On a commencé notre journée en arrivant une demi-heure en retard au
déjeuner, gracieuseté du changement d’heure qu’on n’avait pas fait en arrivant
à Port Hope Simpson. Oups… Ah oui, parce qu’il y a beau n’y avoir qu’un peu
plus de 30 000 personnes dans tout le Labrador, ils ont deux fuseaux horaires.
Le sud, de l’Anse-au Clair à Port Hope Simpson, vit sur l’heure de Terre-Neuve,
une heure et demie plus tard que l’heure du Québec. Le centre, l’ouest et le
nord du Big Land, par contre, vivent à l’heure normale de l’Atlantique, soit
une heure de plus que dans la Belle province. Avec la proximité du Québec qui
évolue aussi à une heure différente des deux autres citées ci-haut, le Labrador
est vraiment le paradis des gens qui aiment pitonner sans arrêt sur leurs
horloges de voiture. Pourquoi faire simple quand on peut faire compliqué ?
(Soit dit en passant, le déjeuner était très acceptable, servi par
ailleurs dans un café bien mignon adjacent au B&B. Allez manger là si vous
passez dans le coin !) (MP :
Ouin, genre, faites pas le détour pour ça, mais vu l’absence d’alternative,
c’est un bon choix haha…)
Il était déjà 10h30 quand on a de nouveau frappé la route, Jacques
(comprend qui veut). (MP : ouf pas ta meilleure celle-là François). En peu
de temps, on était de retour à Mary’s Harbour, où on comptait bien se délier
les jambes. Selon notre guide du Labrador, il nous restait 2 sentiers à faire
dans le coin. Le premier, Barney’s Pond, était décrit comme un boardwalk autour
d’un lac, mais on n’en précisait pas la longueur. Et pour cause : je pense
que l’étang faisait 50 mètres carrés ! Faire le tour des passerelles à
moitié envahies par la végétation a dû nous prendre un gros 5 minutes
haha ! On a eu plus de succès avec l’autre sentier vers Gin’s Cove, dont
les marches défoncées nous menaient vers une petite anse où il a fait soleil
pendant au moins 3 minutes J
En passant, c’est intéressant de constater qu’un nationalisme local
semble bien enraciné au Labrador. En effet, ici, vous verrez partout le joli
drapeau du Big Land, bleu, vert et blanc avec un rameau de feuillage nordique.
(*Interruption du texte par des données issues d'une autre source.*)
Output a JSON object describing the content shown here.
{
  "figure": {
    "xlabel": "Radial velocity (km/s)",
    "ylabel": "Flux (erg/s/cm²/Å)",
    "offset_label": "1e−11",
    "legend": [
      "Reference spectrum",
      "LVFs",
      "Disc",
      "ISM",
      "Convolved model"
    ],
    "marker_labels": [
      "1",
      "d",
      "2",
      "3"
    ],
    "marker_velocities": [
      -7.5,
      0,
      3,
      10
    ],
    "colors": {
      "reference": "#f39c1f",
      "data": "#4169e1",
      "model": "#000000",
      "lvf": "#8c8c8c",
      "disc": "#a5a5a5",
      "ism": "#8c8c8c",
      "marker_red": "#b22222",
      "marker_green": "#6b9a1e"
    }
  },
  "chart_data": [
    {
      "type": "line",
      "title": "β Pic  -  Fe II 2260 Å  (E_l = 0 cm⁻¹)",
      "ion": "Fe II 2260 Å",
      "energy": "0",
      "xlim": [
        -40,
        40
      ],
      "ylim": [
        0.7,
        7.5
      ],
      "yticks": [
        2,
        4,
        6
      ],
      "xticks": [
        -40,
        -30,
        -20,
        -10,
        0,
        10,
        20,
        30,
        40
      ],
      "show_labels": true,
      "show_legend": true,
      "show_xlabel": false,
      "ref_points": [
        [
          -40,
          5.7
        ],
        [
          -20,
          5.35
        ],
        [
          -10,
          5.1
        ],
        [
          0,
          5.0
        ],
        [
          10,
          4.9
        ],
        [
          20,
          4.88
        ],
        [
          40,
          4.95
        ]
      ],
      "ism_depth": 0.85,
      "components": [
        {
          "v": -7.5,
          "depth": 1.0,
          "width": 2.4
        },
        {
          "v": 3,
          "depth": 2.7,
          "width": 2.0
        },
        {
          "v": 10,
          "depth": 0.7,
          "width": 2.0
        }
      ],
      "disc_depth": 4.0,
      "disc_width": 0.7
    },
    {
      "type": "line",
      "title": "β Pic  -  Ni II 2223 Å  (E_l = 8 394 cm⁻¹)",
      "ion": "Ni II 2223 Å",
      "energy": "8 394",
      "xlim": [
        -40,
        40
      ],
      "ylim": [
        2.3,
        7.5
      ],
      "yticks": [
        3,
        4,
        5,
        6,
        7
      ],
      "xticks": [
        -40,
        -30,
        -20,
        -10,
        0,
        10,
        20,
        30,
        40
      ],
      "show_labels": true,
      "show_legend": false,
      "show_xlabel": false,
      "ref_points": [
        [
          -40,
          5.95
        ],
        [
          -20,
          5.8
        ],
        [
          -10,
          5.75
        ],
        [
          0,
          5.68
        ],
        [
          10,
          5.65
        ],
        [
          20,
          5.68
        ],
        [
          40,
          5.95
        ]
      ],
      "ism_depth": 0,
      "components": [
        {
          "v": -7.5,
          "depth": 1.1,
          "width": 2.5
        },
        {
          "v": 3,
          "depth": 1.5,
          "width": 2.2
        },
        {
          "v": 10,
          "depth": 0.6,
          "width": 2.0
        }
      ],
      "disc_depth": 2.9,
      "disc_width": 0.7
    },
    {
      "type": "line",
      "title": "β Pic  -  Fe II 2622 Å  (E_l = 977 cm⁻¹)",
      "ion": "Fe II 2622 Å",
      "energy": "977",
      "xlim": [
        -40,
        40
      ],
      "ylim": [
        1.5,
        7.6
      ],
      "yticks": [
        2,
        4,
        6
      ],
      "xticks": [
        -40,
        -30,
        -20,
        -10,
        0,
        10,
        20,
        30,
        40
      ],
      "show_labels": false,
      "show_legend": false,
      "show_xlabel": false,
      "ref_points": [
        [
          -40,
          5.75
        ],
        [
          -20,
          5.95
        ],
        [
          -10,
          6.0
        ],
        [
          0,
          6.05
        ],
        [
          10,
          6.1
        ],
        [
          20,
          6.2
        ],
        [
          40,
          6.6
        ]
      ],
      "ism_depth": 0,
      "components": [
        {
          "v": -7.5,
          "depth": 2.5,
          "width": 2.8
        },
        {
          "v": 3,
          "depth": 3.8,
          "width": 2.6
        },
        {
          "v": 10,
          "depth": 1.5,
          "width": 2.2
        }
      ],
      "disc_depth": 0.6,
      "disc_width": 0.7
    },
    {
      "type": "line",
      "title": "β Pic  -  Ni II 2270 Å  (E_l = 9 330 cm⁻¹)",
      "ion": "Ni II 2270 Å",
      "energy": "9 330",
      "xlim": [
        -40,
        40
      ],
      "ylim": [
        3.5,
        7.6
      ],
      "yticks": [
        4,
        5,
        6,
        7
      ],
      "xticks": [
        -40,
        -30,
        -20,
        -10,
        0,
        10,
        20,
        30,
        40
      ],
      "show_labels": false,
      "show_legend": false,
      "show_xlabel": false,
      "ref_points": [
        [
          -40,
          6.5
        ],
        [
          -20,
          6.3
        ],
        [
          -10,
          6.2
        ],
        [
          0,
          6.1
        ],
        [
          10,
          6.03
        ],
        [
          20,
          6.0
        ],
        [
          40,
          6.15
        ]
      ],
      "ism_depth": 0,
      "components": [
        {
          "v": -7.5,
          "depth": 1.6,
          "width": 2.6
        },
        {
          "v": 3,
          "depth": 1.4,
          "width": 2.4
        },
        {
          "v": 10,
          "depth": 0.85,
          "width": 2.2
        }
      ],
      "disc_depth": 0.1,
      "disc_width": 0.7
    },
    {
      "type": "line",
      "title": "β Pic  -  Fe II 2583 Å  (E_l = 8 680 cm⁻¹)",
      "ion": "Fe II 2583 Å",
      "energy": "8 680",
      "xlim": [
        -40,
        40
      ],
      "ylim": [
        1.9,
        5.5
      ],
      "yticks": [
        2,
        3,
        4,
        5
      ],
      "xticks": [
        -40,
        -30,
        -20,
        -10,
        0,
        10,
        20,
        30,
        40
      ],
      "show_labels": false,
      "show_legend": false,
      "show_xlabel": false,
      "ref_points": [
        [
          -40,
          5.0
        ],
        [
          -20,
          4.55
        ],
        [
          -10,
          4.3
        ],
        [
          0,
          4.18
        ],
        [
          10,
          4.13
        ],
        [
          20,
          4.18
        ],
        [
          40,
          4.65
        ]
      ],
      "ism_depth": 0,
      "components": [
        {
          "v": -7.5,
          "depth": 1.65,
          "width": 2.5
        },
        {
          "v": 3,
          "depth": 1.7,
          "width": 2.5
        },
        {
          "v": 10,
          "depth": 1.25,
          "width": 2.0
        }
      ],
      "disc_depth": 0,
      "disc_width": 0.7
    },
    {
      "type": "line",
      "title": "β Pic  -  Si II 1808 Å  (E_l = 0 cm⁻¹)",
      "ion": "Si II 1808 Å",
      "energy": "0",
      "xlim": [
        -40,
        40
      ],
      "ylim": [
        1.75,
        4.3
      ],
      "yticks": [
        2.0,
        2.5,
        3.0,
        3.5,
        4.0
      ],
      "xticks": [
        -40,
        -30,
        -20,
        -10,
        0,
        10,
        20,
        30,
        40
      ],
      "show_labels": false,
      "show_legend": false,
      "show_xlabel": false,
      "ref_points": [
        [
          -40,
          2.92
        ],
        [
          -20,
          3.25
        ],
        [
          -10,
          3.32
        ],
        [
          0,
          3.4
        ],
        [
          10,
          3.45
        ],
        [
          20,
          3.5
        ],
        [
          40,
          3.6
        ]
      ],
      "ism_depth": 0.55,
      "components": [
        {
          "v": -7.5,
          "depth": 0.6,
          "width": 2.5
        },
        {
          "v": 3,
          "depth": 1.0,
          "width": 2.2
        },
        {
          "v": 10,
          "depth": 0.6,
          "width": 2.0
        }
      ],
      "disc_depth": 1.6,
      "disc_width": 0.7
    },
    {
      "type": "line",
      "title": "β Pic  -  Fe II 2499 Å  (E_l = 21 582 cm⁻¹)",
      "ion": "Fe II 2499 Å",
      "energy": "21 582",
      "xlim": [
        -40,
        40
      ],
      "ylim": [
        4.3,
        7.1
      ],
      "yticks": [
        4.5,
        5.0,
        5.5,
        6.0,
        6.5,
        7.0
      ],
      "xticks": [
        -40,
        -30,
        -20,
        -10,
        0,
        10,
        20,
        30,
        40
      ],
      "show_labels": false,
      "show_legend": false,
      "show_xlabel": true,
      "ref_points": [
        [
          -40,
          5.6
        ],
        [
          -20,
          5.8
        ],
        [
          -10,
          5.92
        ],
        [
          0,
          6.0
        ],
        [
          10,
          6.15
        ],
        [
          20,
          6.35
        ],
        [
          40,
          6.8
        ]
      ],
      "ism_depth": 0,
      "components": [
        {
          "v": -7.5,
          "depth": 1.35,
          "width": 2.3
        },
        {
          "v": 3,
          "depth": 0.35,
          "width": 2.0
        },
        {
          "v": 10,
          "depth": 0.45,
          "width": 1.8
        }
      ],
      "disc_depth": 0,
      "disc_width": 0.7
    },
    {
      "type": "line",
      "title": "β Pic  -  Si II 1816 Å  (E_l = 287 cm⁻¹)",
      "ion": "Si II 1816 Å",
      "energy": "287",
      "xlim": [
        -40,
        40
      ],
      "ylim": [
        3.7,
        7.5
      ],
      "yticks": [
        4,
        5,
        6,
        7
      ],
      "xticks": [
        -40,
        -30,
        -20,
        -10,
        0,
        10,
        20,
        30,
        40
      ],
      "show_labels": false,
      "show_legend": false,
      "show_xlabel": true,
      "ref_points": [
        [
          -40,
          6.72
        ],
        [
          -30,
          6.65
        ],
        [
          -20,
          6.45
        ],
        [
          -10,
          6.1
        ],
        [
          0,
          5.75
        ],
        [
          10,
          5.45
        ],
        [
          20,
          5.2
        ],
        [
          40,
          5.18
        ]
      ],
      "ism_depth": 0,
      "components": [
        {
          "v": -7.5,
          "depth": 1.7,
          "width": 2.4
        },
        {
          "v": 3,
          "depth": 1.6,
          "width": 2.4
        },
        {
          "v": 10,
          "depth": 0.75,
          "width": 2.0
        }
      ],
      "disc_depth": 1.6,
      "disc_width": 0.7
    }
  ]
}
En tout cas, à Mary’s Harbour, on aurait dit que chaque maison avait le
sien ! Bien qu’on aperçoive à l’occasion quelques unifoliés, n’essayez pas
cependant de dénicher un drapeau terre-neuvien. De fait, outre sur les rares
édifices provinciaux, on n’en voit nulle part. Il y a vraiment ici un sentiment
d’appartenance et une fierté bien particulière. C’est en partie pour des
raisons géographiques : le Labrador et Terre-Neuve sont physiquement
séparés par la mer, les distances sont longues et St. John’s paraît ainsi bien
loin des communautés et des préoccupations du continent. Peu peuplé, le
Labrador n’a longtemps été occupé que sur son littoral (et encore, souvent en
été seulement). Ce n’est que dans les années 1920 que l’intérieur ne sera
rattaché au territoire, lequel ne sera développé que bien des décennies plus
tard. Bref, pour Terre-Neuve, le Big Land était historiquement une arrière-cour
un peu secondaire. Le gouvernement de St. John’s a d’ailleurs tenté de s’en défaire
à plusieurs reprises au début du siècle dernier pour rembourser ses dettes !
Disons que ça ne cimente pas une relation, et on peut comprendre que,
politiquement, les Labradoriens se sentent différents de leurs compatriotes
insulaires. Bien sûr, depuis les années 1960, le Labrador est soudainement
devenu important pour St. John’s en raison de son potentiel hydroélectrique et
minier. Cependant, la saga de Churchill Falls, réglée au détriment de
Terre-Neuve, et les déboires récents entourant la construction de la centrale
de Muskrat Falls tendent à perpétuer le déséquilibre entre les visées de l’île
et les réalités des populations du continent. Ajoutez à ça des identités
autochtones et métis propres (Innus et Inuit), un gouvernement semi-autonome au
Nunatsiavut et des relations compliquées avec le Québec, et vous avez un
amalgame politique finalement assez complexe pour un lieu où si peu de
personnes résident !
Mais trêve de considérations politiques. Après ces deux balades, on a
repris la route vers le sud. Une heure plus tard, c’est un soleil radieux qui
nous accueillait au décidément joli village de Red Bay, perché sur des rochers
surplombant la baie éponyme. Au bout de la petite route se rendant au village
figurait le fameux Whaler’s Restaurant. Marie-Pascale m’avait cassé les
oreilles depuis mon arrivée à Blanc-Sablon avec cet endroit et ses réputés fish
and chips. Franchement, je dois avouer qu’ils étaient excellents : sans
doute les meilleurs du Labrador (et on a presque fait tous les restaurants haha) !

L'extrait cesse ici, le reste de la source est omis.